Identifier attribute

The entity must be identified by a unique key. The book entity can be uniquely identified by the ISBN attribute. Every book has an ISBN (considering that we do not represent a single copy of a book, but the "title" of the book).

We use them as a basis to identify primary key attributes:


On the other hand, the author currently does not have a unique identifier. Two authors can use the same name.

Therefore, we must add unique key attributes. For example aidAttributes:

id attribute

The identifier attribute can span multiple attributes.

For example, the passport ID and the author’s country/region can uniquely identify the person and can replaceidThe attributes we added:

multiple attributes key

Which one to choose? This is the question of what makes more sense in your application. If we are modeling a bookstore, we cannot expect to have the country/region and passport ID of all book authors. Therefore, we will use randomidWe will select and contact each author.

Relationship attributes

The attribute is not unique to the entity. Relationships can also have attributes.

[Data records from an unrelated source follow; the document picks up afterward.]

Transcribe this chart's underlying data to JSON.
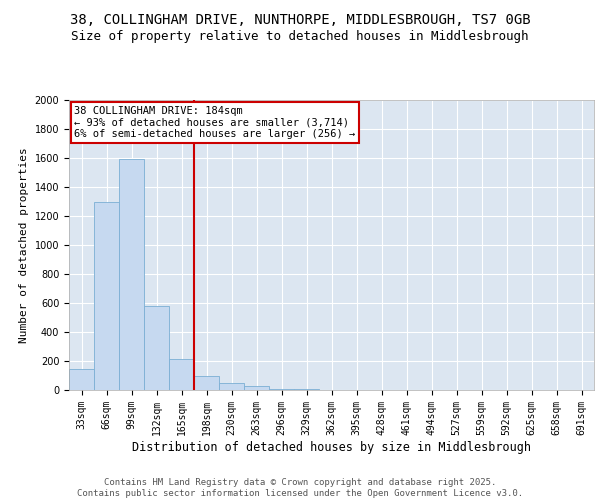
{
  "title": "38, COLLINGHAM DRIVE, NUNTHORPE, MIDDLESBROUGH, TS7 0GB",
  "subtitle": "Size of property relative to detached houses in Middlesbrough",
  "xlabel": "Distribution of detached houses by size in Middlesbrough",
  "ylabel": "Number of detached properties",
  "categories": [
    "33sqm",
    "66sqm",
    "99sqm",
    "132sqm",
    "165sqm",
    "198sqm",
    "230sqm",
    "263sqm",
    "296sqm",
    "329sqm",
    "362sqm",
    "395sqm",
    "428sqm",
    "461sqm",
    "494sqm",
    "527sqm",
    "559sqm",
    "592sqm",
    "625sqm",
    "658sqm",
    "691sqm"
  ],
  "values": [
    145,
    1300,
    1590,
    580,
    215,
    100,
    50,
    25,
    10,
    5,
    3,
    2,
    1,
    0,
    0,
    0,
    0,
    0,
    0,
    0,
    0
  ],
  "bar_color": "#c6d9f0",
  "bar_edge_color": "#7bafd4",
  "vline_color": "#cc0000",
  "annotation_text": "38 COLLINGHAM DRIVE: 184sqm\n← 93% of detached houses are smaller (3,714)\n6% of semi-detached houses are larger (256) →",
  "annotation_box_color": "#ffffff",
  "annotation_box_edge_color": "#cc0000",
  "ylim": [
    0,
    2000
  ],
  "yticks": [
    0,
    200,
    400,
    600,
    800,
    1000,
    1200,
    1400,
    1600,
    1800,
    2000
  ],
  "bg_color": "#dce6f1",
  "grid_color": "#ffffff",
  "fig_bg_color": "#ffffff",
  "footer_line1": "Contains HM Land Registry data © Crown copyright and database right 2025.",
  "footer_line2": "Contains public sector information licensed under the Open Government Licence v3.0.",
  "title_fontsize": 10,
  "subtitle_fontsize": 9,
  "xlabel_fontsize": 8.5,
  "ylabel_fontsize": 8,
  "tick_fontsize": 7,
  "footer_fontsize": 6.5,
  "annot_fontsize": 7.5
}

Consider that we need to model a library. In addition to books and author entities, we now introduceReader entity, A borrower. When they borrow, we will use its name and ID number:

relation without attribute

But we still miss the information. We need to know when the person borrowed the book and the date they returned it, so we can store all the history information about a particular book in our library. This information belongs neither to the book nor to the reader entity; it belongs to the following relationship:

relation attributes

Weak entity

We discussed the primary key above and how to help uniquely identify the entity.

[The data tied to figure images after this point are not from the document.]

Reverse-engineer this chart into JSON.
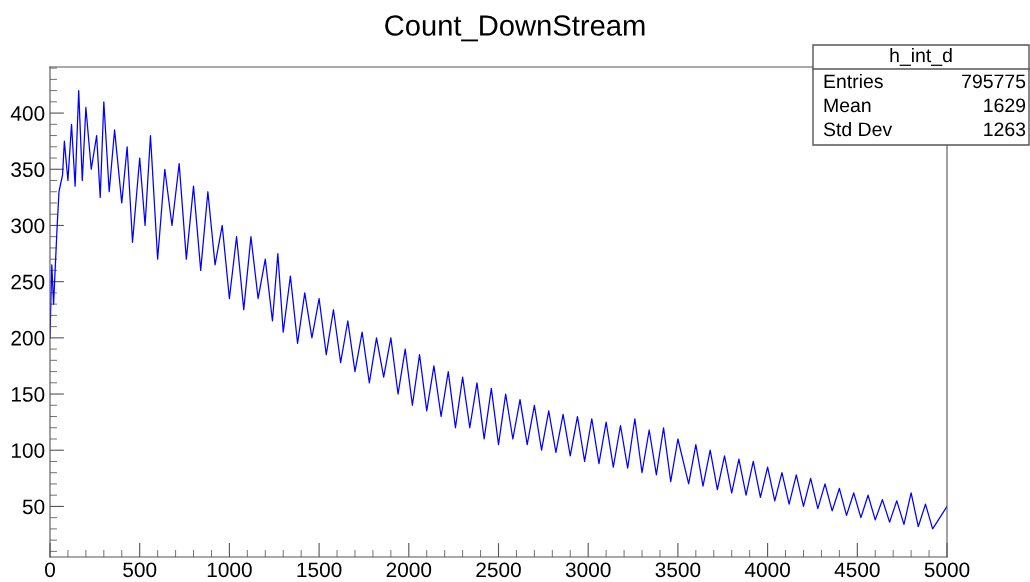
{
  "chart_data": {
    "type": "line",
    "title": "Count_DownStream",
    "annotations": [
      "h_int_d",
      "Entries",
      "795775",
      "Mean",
      "1629",
      "Std Dev",
      "1263"
    ],
    "xlim": [
      0,
      5000
    ],
    "xticks": [
      0,
      500,
      1000,
      1500,
      2000,
      2500,
      3000,
      3500,
      4000,
      4500,
      5000
    ],
    "ylim": [
      5,
      441
    ],
    "yticks": [
      50,
      100,
      150,
      200,
      250,
      300,
      350,
      400
    ],
    "grid": false,
    "legend": false,
    "series": [
      {
        "color": "#0000ff",
        "x": [
          0,
          10,
          20,
          40,
          50,
          70,
          80,
          100,
          120,
          140,
          160,
          180,
          200,
          230,
          260,
          280,
          300,
          330,
          360,
          400,
          430,
          460,
          500,
          530,
          560,
          600,
          640,
          680,
          720,
          760,
          800,
          840,
          880,
          920,
          960,
          1000,
          1040,
          1080,
          1120,
          1160,
          1200,
          1240,
          1270,
          1300,
          1340,
          1380,
          1420,
          1460,
          1500,
          1540,
          1580,
          1620,
          1660,
          1700,
          1740,
          1780,
          1820,
          1860,
          1900,
          1940,
          1980,
          2020,
          2060,
          2100,
          2140,
          2180,
          2220,
          2260,
          2300,
          2340,
          2380,
          2420,
          2460,
          2500,
          2540,
          2580,
          2620,
          2660,
          2700,
          2740,
          2780,
          2820,
          2860,
          2900,
          2940,
          2980,
          3020,
          3060,
          3100,
          3140,
          3180,
          3220,
          3260,
          3300,
          3340,
          3380,
          3420,
          3460,
          3500,
          3560,
          3600,
          3640,
          3680,
          3720,
          3760,
          3800,
          3840,
          3880,
          3920,
          3960,
          4000,
          4040,
          4080,
          4120,
          4160,
          4200,
          4240,
          4280,
          4320,
          4360,
          4400,
          4440,
          4480,
          4520,
          4560,
          4600,
          4640,
          4680,
          4720,
          4760,
          4800,
          4840,
          4880,
          4920,
          5000
        ],
        "values": [
          200,
          265,
          230,
          300,
          330,
          345,
          375,
          340,
          390,
          335,
          420,
          340,
          405,
          350,
          380,
          325,
          410,
          330,
          385,
          320,
          370,
          285,
          360,
          300,
          380,
          270,
          350,
          300,
          355,
          270,
          335,
          260,
          330,
          265,
          300,
          235,
          290,
          225,
          290,
          235,
          270,
          215,
          275,
          205,
          255,
          195,
          240,
          200,
          235,
          185,
          225,
          178,
          215,
          170,
          205,
          160,
          200,
          165,
          200,
          150,
          190,
          140,
          185,
          135,
          175,
          130,
          170,
          120,
          165,
          120,
          160,
          110,
          155,
          105,
          150,
          110,
          145,
          105,
          140,
          100,
          135,
          98,
          132,
          95,
          130,
          90,
          128,
          88,
          125,
          85,
          122,
          84,
          128,
          80,
          118,
          78,
          120,
          72,
          110,
          70,
          105,
          68,
          100,
          65,
          95,
          62,
          92,
          60,
          90,
          58,
          85,
          55,
          80,
          52,
          78,
          50,
          75,
          48,
          70,
          46,
          66,
          42,
          62,
          40,
          60,
          38,
          56,
          36,
          55,
          34,
          62,
          32,
          52,
          30,
          50
        ]
      }
    ]
  }
}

The existence of some entities depends on other entities, so they are calledWeak entity.

Suppose we need to model an order for an online store.

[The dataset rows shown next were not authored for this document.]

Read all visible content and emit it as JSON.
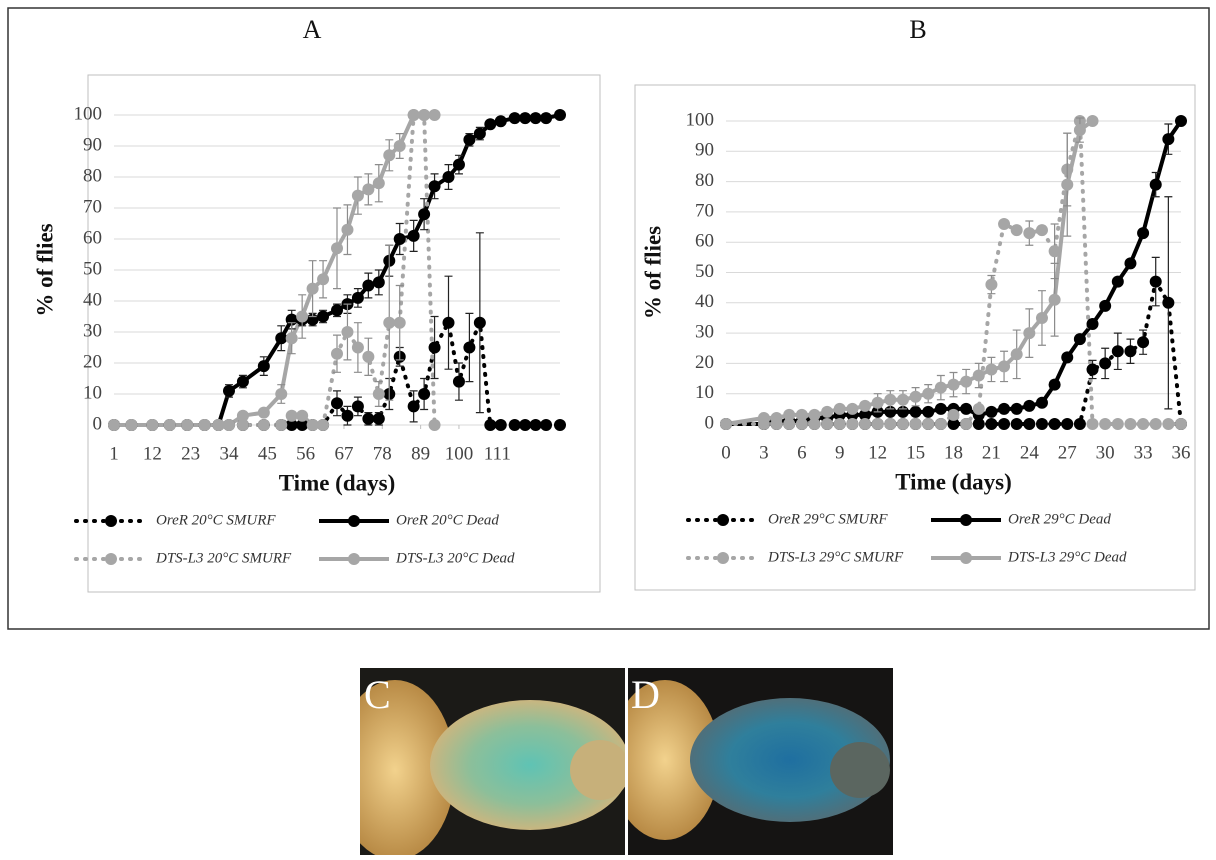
{
  "chart_data": [
    {
      "type": "line",
      "title": "A",
      "x_label": "Time (days)",
      "y_label": "% of flies",
      "x": [
        1,
        6,
        12,
        17,
        22,
        27,
        31,
        34,
        38,
        44,
        49,
        52,
        55,
        58,
        61,
        65,
        68,
        71,
        74,
        77,
        80,
        83,
        87,
        90,
        93,
        97,
        100,
        103,
        106,
        109,
        112,
        116,
        119,
        122,
        125,
        129
      ],
      "xlim": [
        1,
        129
      ],
      "xticks": [
        1,
        12,
        23,
        34,
        45,
        56,
        67,
        78,
        89,
        100,
        111
      ],
      "ylim": [
        0,
        100
      ],
      "yticks": [
        0,
        10,
        20,
        30,
        40,
        50,
        60,
        70,
        80,
        90,
        100
      ],
      "grid": true,
      "series": [
        {
          "name": "OreR 20°C SMURF",
          "color": "#000000",
          "dash": "dotted",
          "values": [
            0,
            0,
            0,
            0,
            0,
            0,
            0,
            0,
            0,
            0,
            0,
            0,
            0,
            0,
            0,
            7,
            3,
            6,
            2,
            2,
            10,
            22,
            6,
            10,
            25,
            33,
            14,
            25,
            33,
            0,
            0,
            0,
            0,
            0,
            0,
            0
          ],
          "errors": [
            null,
            null,
            null,
            null,
            null,
            null,
            null,
            null,
            null,
            null,
            null,
            null,
            null,
            null,
            null,
            4,
            3,
            3,
            2,
            2,
            5,
            3,
            5,
            5,
            10,
            15,
            6,
            11,
            29,
            null,
            null,
            null,
            null,
            null,
            null,
            null
          ]
        },
        {
          "name": "OreR 20°C Dead",
          "color": "#000000",
          "dash": "solid",
          "values": [
            0,
            0,
            0,
            0,
            0,
            0,
            0,
            11,
            14,
            19,
            28,
            34,
            34,
            34,
            35,
            37,
            39,
            41,
            45,
            46,
            53,
            60,
            61,
            68,
            77,
            80,
            84,
            92,
            94,
            97,
            98,
            99,
            99,
            99,
            99,
            100
          ],
          "errors": [
            null,
            null,
            null,
            null,
            null,
            null,
            null,
            2,
            2,
            3,
            4,
            3,
            2,
            2,
            2,
            2,
            3,
            3,
            4,
            4,
            5,
            5,
            5,
            5,
            4,
            4,
            3,
            2,
            2,
            null,
            null,
            null,
            null,
            null,
            null,
            null
          ]
        },
        {
          "name": "DTS-L3 20°C SMURF",
          "color": "#a6a6a6",
          "dash": "dotted",
          "values": [
            0,
            0,
            0,
            0,
            0,
            0,
            0,
            0,
            0,
            0,
            0,
            3,
            3,
            0,
            0,
            23,
            30,
            25,
            22,
            10,
            33,
            33,
            100,
            100,
            0,
            null,
            null,
            null,
            null,
            null,
            null,
            null,
            null,
            null,
            null,
            null
          ],
          "errors": [
            null,
            null,
            null,
            null,
            null,
            null,
            null,
            null,
            null,
            null,
            null,
            null,
            null,
            null,
            null,
            6,
            9,
            8,
            6,
            4,
            25,
            12,
            null,
            null,
            null,
            null,
            null,
            null,
            null,
            null,
            null,
            null,
            null,
            null,
            null,
            null
          ]
        },
        {
          "name": "DTS-L3 20°C Dead",
          "color": "#a6a6a6",
          "dash": "solid",
          "values": [
            0,
            0,
            0,
            0,
            0,
            0,
            0,
            0,
            3,
            4,
            10,
            28,
            35,
            44,
            47,
            57,
            63,
            74,
            76,
            78,
            87,
            90,
            100,
            100,
            100,
            null,
            null,
            null,
            null,
            null,
            null,
            null,
            null,
            null,
            null,
            null
          ],
          "errors": [
            null,
            null,
            null,
            null,
            null,
            null,
            null,
            null,
            null,
            null,
            3,
            5,
            7,
            9,
            6,
            13,
            8,
            6,
            5,
            6,
            5,
            4,
            null,
            null,
            null,
            null,
            null,
            null,
            null,
            null,
            null,
            null,
            null,
            null,
            null,
            null
          ]
        }
      ]
    },
    {
      "type": "line",
      "title": "B",
      "x_label": "Time (days)",
      "y_label": "% of flies",
      "x": [
        0,
        3,
        4,
        5,
        6,
        7,
        8,
        9,
        10,
        11,
        12,
        13,
        14,
        15,
        16,
        17,
        18,
        19,
        20,
        21,
        22,
        23,
        24,
        25,
        26,
        27,
        28,
        29,
        30,
        31,
        32,
        33,
        34,
        35,
        36
      ],
      "xlim": [
        0,
        36
      ],
      "xticks": [
        0,
        3,
        6,
        9,
        12,
        15,
        18,
        21,
        24,
        27,
        30,
        33,
        36
      ],
      "ylim": [
        0,
        100
      ],
      "yticks": [
        0,
        10,
        20,
        30,
        40,
        50,
        60,
        70,
        80,
        90,
        100
      ],
      "grid": true,
      "series": [
        {
          "name": "OreR 29°C SMURF",
          "color": "#000000",
          "dash": "dotted",
          "values": [
            0,
            0,
            0,
            0,
            0,
            0,
            0,
            0,
            0,
            0,
            0,
            0,
            0,
            0,
            0,
            0,
            0,
            0,
            0,
            0,
            0,
            0,
            0,
            0,
            0,
            0,
            0,
            18,
            20,
            24,
            24,
            27,
            47,
            40,
            0
          ],
          "errors": [
            null,
            null,
            null,
            null,
            null,
            null,
            null,
            null,
            null,
            null,
            null,
            null,
            null,
            null,
            null,
            null,
            null,
            null,
            null,
            null,
            null,
            null,
            null,
            null,
            null,
            null,
            null,
            3,
            5,
            6,
            4,
            4,
            8,
            35,
            null
          ]
        },
        {
          "name": "OreR 29°C Dead",
          "color": "#000000",
          "dash": "solid",
          "values": [
            0,
            0,
            1,
            1,
            1,
            2,
            2,
            3,
            3,
            3,
            4,
            4,
            4,
            4,
            4,
            5,
            5,
            5,
            3,
            4,
            5,
            5,
            6,
            7,
            13,
            22,
            28,
            33,
            39,
            47,
            53,
            63,
            79,
            94,
            100
          ],
          "errors": [
            null,
            null,
            null,
            null,
            null,
            null,
            null,
            null,
            null,
            null,
            null,
            null,
            null,
            null,
            null,
            null,
            null,
            null,
            null,
            null,
            null,
            null,
            null,
            null,
            null,
            null,
            null,
            null,
            null,
            null,
            null,
            null,
            4,
            5,
            null
          ]
        },
        {
          "name": "DTS-L3 29°C SMURF",
          "color": "#a6a6a6",
          "dash": "dotted",
          "values": [
            0,
            0,
            0,
            0,
            0,
            0,
            0,
            0,
            0,
            0,
            0,
            0,
            0,
            0,
            0,
            0,
            3,
            0,
            5,
            46,
            66,
            64,
            63,
            64,
            57,
            84,
            100,
            0,
            0,
            0,
            0,
            0,
            0,
            0,
            0
          ],
          "errors": [
            null,
            null,
            null,
            null,
            null,
            null,
            null,
            null,
            null,
            null,
            null,
            null,
            null,
            null,
            null,
            null,
            null,
            null,
            null,
            3,
            1,
            null,
            4,
            null,
            9,
            12,
            null,
            null,
            null,
            null,
            null,
            null,
            null,
            null,
            null
          ]
        },
        {
          "name": "DTS-L3 29°C Dead",
          "color": "#a6a6a6",
          "dash": "solid",
          "values": [
            0,
            2,
            2,
            3,
            3,
            3,
            4,
            5,
            5,
            6,
            7,
            8,
            8,
            9,
            10,
            12,
            13,
            14,
            16,
            18,
            19,
            23,
            30,
            35,
            41,
            79,
            97,
            100,
            null,
            null,
            null,
            null,
            null,
            null,
            null
          ],
          "errors": [
            null,
            null,
            null,
            null,
            null,
            null,
            null,
            null,
            null,
            null,
            3,
            3,
            3,
            3,
            3,
            4,
            4,
            4,
            4,
            4,
            5,
            8,
            8,
            9,
            12,
            17,
            4,
            null,
            null,
            null,
            null,
            null,
            null,
            null,
            null
          ]
        }
      ]
    }
  ],
  "photos": [
    {
      "label": "C"
    },
    {
      "label": "D"
    }
  ]
}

For each order, we will store the order ID starting from 1 and increasing over time, the date and time the order was placed, and information about the customer, so we know who to pay and where to ship.

Then, we also need to know what they ordered. We create a weak entity "Order Goods", which represents each item in the shopping cart at checkout.

weak entity

This entity will store the price of the goods at checkout (so when we change the price of the goods sold, it will not affect the orders that have already been placed), the number of goods ordered, and the options selected. Suppose we sell T-shirts, so we need to store the color and size of the ordered T-shirts.

It is a weak entity, because there is no ordering entity without an order entity.

Recursive relationship

An entity can have a recursive relationship with itself. Suppose we have a human entity. We can model the parent-child relationship in the following ways:

recursive relation

A person can have 0 to n children, and a child has 2 parents (considering the simplest case).

ISA relationship

ISA stands for IS-A, which is a method of modeling and generalization in the ER model.

We use it to group similar entities into one category. For example, in the case of books and library examples, the person entity can be used to summarize authors and readers.

They all have names, so we extract names down to individual entities, and then manage the specificity of the corresponding entities as authors or readers:

isa relation

Non-dual relations

Not every relationship is strictly binary. Let us look at a lesson scenario.

At 10:00 today, I took a class on physics with a teacher in a classroom of the school.

Therefore, a class at a specific time of the day involves a subject, a teacher, a class and a classroom.